I'm trying to compare two different texts—one coming from a Curriculum Vitae (CV) and the other from a job announcement.
After cleaning the texts, I'm trying to compare them to detect if a job announcement is more linked to a specific CV.
I am trying to do this using similarity matching in spaCy via the following code:
similarity = pdf_text.similarity(final_text_from_annonce)
This works well, but I'm getting strange results from two different CVs for the same job announcement. Specifically, I get the same similarity score (~0.6), however, one should clearly be higher than the other.

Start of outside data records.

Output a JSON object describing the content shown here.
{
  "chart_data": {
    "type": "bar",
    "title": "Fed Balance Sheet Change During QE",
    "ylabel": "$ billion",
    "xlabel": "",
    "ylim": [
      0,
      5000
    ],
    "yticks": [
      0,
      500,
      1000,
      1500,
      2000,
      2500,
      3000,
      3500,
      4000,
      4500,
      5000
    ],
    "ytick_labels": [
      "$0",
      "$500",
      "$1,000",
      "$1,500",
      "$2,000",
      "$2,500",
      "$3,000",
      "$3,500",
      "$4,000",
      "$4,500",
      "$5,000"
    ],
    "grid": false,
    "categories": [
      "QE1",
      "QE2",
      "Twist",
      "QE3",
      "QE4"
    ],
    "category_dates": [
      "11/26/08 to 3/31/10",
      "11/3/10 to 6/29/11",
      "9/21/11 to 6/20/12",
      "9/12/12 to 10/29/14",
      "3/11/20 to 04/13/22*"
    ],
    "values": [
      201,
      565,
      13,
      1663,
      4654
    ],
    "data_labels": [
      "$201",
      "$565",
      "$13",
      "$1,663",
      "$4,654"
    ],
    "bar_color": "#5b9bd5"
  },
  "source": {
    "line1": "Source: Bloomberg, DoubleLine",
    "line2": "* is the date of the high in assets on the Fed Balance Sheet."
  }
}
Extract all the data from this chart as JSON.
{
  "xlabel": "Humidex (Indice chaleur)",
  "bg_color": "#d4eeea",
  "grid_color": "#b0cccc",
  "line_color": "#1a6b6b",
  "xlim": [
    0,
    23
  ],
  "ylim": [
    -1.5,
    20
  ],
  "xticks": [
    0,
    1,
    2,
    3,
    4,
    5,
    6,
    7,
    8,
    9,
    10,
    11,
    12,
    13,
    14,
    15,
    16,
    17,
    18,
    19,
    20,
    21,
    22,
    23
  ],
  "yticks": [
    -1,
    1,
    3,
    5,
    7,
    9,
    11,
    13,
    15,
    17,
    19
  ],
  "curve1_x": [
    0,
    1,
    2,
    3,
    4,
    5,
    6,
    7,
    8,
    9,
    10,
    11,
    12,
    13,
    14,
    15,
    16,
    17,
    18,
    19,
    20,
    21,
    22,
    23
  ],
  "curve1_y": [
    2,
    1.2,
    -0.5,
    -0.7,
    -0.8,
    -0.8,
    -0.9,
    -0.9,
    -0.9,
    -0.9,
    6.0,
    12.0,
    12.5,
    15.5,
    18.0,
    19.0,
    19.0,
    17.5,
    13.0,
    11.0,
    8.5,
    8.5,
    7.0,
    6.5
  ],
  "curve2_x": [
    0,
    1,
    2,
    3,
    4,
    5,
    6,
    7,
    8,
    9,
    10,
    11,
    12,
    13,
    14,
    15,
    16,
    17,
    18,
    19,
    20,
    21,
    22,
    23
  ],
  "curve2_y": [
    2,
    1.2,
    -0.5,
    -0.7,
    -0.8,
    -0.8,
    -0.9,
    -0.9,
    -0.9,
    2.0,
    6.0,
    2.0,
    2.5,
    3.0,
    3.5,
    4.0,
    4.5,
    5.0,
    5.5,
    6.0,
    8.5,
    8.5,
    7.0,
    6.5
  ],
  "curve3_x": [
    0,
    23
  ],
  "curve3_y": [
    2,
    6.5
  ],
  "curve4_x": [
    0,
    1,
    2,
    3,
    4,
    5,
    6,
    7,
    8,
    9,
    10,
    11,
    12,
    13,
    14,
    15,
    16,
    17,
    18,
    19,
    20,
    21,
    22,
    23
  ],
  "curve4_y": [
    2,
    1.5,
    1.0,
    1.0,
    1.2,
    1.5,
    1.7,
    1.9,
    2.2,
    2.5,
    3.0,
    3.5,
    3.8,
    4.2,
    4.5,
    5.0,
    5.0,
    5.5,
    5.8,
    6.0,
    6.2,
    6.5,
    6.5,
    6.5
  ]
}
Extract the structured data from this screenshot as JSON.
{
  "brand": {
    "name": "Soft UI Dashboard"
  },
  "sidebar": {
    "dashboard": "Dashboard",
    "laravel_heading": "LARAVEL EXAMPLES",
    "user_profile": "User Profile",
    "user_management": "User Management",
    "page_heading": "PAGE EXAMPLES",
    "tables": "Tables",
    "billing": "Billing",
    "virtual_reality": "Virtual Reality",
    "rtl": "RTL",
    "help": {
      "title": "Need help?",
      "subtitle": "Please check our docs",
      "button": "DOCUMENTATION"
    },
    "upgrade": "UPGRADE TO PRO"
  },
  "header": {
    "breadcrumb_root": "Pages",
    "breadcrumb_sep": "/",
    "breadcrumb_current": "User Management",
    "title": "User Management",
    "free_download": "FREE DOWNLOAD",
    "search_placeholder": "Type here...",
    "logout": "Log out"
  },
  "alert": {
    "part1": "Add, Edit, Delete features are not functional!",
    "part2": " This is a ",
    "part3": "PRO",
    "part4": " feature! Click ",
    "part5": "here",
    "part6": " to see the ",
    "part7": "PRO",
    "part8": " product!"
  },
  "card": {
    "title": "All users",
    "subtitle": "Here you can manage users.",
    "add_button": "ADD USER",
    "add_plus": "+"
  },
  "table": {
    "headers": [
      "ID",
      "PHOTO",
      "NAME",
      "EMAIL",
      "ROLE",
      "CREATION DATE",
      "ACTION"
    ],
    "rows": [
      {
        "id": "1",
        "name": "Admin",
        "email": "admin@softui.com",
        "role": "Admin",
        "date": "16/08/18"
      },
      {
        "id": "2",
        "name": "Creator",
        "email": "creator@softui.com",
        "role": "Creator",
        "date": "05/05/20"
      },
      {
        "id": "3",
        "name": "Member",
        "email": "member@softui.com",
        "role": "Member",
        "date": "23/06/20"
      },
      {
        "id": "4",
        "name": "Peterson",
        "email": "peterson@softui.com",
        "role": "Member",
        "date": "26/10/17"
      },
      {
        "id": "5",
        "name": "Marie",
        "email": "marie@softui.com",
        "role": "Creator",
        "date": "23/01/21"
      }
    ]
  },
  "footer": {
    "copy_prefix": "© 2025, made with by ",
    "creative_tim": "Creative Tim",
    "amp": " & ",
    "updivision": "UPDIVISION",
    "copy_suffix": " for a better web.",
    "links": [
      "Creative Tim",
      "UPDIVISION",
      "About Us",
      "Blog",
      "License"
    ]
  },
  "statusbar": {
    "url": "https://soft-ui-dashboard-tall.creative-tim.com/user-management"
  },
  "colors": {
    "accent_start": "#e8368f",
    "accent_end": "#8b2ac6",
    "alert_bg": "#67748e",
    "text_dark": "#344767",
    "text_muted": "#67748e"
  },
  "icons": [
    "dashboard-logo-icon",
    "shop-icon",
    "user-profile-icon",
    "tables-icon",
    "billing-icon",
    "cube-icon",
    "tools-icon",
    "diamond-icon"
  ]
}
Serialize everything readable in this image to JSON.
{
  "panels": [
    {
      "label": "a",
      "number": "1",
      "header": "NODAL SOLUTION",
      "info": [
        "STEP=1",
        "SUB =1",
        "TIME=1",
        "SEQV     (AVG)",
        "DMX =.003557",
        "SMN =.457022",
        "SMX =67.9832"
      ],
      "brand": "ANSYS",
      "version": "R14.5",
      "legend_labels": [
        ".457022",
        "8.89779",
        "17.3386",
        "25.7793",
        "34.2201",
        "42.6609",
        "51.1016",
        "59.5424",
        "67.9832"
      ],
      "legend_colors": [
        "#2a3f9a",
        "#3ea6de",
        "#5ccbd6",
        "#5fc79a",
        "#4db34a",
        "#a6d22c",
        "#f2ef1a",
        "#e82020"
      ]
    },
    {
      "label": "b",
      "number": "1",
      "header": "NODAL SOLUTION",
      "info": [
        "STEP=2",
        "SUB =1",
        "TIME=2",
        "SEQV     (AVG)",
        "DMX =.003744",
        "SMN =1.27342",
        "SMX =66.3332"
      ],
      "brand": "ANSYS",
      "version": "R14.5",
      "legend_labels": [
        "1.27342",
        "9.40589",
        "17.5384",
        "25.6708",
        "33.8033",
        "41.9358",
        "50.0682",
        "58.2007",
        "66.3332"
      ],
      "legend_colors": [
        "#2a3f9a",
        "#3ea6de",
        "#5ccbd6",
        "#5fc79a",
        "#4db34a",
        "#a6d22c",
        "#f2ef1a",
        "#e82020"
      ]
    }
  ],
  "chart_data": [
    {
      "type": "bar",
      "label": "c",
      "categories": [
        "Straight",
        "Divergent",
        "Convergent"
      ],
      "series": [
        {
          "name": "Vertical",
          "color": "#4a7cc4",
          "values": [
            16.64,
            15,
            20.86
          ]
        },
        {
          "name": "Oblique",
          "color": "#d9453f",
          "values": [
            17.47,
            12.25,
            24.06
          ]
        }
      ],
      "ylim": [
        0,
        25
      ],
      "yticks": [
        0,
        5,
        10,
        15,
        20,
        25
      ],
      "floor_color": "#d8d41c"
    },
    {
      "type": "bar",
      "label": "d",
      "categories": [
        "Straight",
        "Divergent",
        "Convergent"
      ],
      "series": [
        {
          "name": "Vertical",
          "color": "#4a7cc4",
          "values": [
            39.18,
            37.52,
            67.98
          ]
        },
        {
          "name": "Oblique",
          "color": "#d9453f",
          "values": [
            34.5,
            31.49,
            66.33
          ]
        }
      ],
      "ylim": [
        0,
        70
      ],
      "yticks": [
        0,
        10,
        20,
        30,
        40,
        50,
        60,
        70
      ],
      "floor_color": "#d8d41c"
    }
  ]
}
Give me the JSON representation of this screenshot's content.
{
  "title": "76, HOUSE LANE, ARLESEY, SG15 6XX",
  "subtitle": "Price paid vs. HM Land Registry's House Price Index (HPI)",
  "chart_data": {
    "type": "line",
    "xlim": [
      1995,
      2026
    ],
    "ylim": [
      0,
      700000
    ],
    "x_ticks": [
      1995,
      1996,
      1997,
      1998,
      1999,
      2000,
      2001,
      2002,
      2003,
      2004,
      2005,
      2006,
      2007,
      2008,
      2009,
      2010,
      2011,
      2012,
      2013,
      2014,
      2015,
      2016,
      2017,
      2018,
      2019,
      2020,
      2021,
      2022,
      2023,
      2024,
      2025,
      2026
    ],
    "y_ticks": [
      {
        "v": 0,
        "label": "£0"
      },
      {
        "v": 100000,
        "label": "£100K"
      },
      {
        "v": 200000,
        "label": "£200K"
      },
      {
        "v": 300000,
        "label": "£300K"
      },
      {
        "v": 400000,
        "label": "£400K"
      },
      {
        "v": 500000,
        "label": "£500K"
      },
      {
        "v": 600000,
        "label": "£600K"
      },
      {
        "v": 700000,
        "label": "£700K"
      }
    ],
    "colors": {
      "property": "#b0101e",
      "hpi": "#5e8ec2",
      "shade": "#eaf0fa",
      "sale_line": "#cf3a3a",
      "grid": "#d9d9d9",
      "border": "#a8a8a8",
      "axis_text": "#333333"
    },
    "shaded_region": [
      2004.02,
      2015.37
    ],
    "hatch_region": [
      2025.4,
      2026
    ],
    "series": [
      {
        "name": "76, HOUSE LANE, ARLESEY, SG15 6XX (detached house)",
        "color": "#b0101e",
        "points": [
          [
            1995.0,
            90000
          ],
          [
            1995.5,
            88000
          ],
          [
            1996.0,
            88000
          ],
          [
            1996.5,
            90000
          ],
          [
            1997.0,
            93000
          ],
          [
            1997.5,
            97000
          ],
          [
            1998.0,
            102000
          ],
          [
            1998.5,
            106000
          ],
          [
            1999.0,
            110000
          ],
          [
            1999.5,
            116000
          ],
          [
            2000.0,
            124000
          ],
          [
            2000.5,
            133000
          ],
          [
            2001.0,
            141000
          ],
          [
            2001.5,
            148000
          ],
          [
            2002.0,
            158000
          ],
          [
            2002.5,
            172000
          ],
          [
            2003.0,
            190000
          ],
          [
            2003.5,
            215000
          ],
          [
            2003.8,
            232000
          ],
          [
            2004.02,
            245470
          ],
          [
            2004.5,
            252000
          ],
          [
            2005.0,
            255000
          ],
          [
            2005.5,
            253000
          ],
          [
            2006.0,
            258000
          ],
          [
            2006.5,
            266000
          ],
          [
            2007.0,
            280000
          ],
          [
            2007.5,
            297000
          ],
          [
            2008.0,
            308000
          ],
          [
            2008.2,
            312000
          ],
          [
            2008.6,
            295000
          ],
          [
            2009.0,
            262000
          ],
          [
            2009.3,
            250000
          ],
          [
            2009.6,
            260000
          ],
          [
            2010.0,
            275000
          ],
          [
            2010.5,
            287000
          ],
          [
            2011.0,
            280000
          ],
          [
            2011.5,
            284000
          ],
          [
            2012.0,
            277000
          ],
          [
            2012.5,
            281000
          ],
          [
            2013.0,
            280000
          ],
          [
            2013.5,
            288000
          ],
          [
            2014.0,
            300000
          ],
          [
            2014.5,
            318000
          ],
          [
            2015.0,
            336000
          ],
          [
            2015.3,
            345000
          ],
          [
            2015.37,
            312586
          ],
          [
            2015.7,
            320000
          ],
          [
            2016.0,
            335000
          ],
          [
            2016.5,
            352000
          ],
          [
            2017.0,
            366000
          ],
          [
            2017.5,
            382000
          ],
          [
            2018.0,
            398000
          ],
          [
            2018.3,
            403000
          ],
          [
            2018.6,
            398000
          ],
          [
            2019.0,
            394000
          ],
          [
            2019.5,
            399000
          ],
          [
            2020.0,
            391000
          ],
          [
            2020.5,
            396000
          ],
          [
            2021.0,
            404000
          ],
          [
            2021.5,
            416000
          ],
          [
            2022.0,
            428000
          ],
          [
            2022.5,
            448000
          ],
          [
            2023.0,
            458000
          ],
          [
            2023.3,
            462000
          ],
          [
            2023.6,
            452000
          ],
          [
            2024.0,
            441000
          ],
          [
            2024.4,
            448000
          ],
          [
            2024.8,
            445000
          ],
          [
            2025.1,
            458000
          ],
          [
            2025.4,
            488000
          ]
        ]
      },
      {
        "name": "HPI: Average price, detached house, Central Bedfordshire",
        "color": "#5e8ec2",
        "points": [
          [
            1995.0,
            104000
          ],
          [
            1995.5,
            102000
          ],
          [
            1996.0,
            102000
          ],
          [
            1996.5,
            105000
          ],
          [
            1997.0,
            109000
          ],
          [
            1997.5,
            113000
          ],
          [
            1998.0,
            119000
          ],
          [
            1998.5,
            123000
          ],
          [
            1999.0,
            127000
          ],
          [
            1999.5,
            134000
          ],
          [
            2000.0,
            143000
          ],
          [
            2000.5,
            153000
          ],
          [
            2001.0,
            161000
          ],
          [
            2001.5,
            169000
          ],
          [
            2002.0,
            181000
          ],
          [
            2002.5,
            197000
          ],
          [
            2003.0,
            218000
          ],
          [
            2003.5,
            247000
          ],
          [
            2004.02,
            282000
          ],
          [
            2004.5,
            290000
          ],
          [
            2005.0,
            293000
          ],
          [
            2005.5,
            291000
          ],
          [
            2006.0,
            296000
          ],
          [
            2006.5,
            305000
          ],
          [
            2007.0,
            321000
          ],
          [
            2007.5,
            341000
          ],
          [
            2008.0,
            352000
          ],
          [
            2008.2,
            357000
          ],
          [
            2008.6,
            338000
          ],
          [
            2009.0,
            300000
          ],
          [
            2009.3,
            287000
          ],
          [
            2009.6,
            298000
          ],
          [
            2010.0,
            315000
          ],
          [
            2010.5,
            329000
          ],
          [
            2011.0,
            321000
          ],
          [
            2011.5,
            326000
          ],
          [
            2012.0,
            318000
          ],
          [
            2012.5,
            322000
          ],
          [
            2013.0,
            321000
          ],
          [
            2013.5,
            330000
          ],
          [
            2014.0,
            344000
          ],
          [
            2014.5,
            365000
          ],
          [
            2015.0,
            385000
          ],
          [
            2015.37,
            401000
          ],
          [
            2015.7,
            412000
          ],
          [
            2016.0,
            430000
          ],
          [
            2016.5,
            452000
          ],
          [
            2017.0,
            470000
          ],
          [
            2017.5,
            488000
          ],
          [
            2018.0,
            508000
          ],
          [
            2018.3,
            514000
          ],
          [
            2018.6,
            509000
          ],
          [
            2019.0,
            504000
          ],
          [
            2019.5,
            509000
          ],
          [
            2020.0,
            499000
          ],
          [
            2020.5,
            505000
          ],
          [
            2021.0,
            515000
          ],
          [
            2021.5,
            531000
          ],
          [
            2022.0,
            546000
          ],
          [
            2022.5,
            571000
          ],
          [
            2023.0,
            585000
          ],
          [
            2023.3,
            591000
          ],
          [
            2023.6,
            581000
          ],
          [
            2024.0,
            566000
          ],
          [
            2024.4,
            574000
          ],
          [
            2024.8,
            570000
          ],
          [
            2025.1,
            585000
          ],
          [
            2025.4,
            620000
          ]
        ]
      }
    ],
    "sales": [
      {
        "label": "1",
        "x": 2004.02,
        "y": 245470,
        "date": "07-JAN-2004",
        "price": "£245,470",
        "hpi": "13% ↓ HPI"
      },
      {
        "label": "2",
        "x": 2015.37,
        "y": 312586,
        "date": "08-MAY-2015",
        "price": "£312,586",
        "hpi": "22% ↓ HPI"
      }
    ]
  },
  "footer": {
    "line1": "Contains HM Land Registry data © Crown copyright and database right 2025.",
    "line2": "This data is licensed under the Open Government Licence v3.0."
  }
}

I checked on spaCy website and I found this very important sentence:
Vector averaging means that the vector of multiple tokens is insensitive to the order of the words. Two documents expressing the same meaning with dissimilar wording will return a lower similarity score than two documents that happen to contain the same words while expressing different meanings.
So, what do I need to use or code to make spaCy compare my two texts based on their meaning instead of the occurrence of words?
I am expecting a parameter for the similarity
function of spaCy, or another function that will compare my both texts and calculate a similarity score based on the meaning of the texts and not if the same words are used.
The spaCy library by default will use the average of the word embeddings of words in a sentence to determine semantic similarity. This can be thought of as a naive sentence embedding approach. Such an approach could work, but if you were to use it is recommended that you first filter non-meaningful words (e.g. common words) to prevent them from undesirably influencing the final sentence embeddings.
The alternative (and more reliable) solution is to use a different pipeline within spaCy that has been designed to use sentence embeddings created specifically with a dedicated sentence encoder (e.g. the Universal Sentence Encoder (USE) [1] by Cer et al.). Martino Mensio created a package called spacy-universal-sentence-encoder that makes use of this model. Install it via the following command in your command prompt:
pip install spacy-universal-sentence-encoder
Then you can compute the semantic similarity between sentences as follows:
import spacy_universal_sentence_encoder
# Load one of the models: ['en_use_md', 'en_use_lg', 'xx_use_md', 'xx_use_lg']
nlp = spacy_universal_sentence_encoder.load_model('en_use_lg')
# Create two documents
doc_1 = nlp('Hi there, how are you?')
doc_2 = nlp('Hello there, how are you doing today?')
# Use the similarity method to compare the full documents (i.e. sentences)
print(doc_1.similarity(doc_2)) # Output: 0.9356049733134972
# Or make the comparison using a predefined span of the second document
print(doc_1.similarity(doc_2[0:7])) # Output: 0.9739387861159459
As a side note, when you run the nlp = spacy_universal_sentence_encoder.load_model('en_use_lg')
command for the first time, you may have to do so with administrator rights to allow TensorFlow to create the models
folder in C:\Program Files\Python310\Lib\site-packages\spacy_universal_sentence_encoder
and download the appropriate model. If you don't, it is possible that there will be a PermissionDeniedError
and the code will not run.
[1] Cer, D., Yang, Y., Kong, S.Y., Hua, N., Limtiaco, N., John, R.S., Constant, N., Guajardo-Cespedes, M., Yuan, S., Tar, C. and Sung, Y.H., 2018. Universal sentence encoder. arXiv preprint arXiv:1803.11175.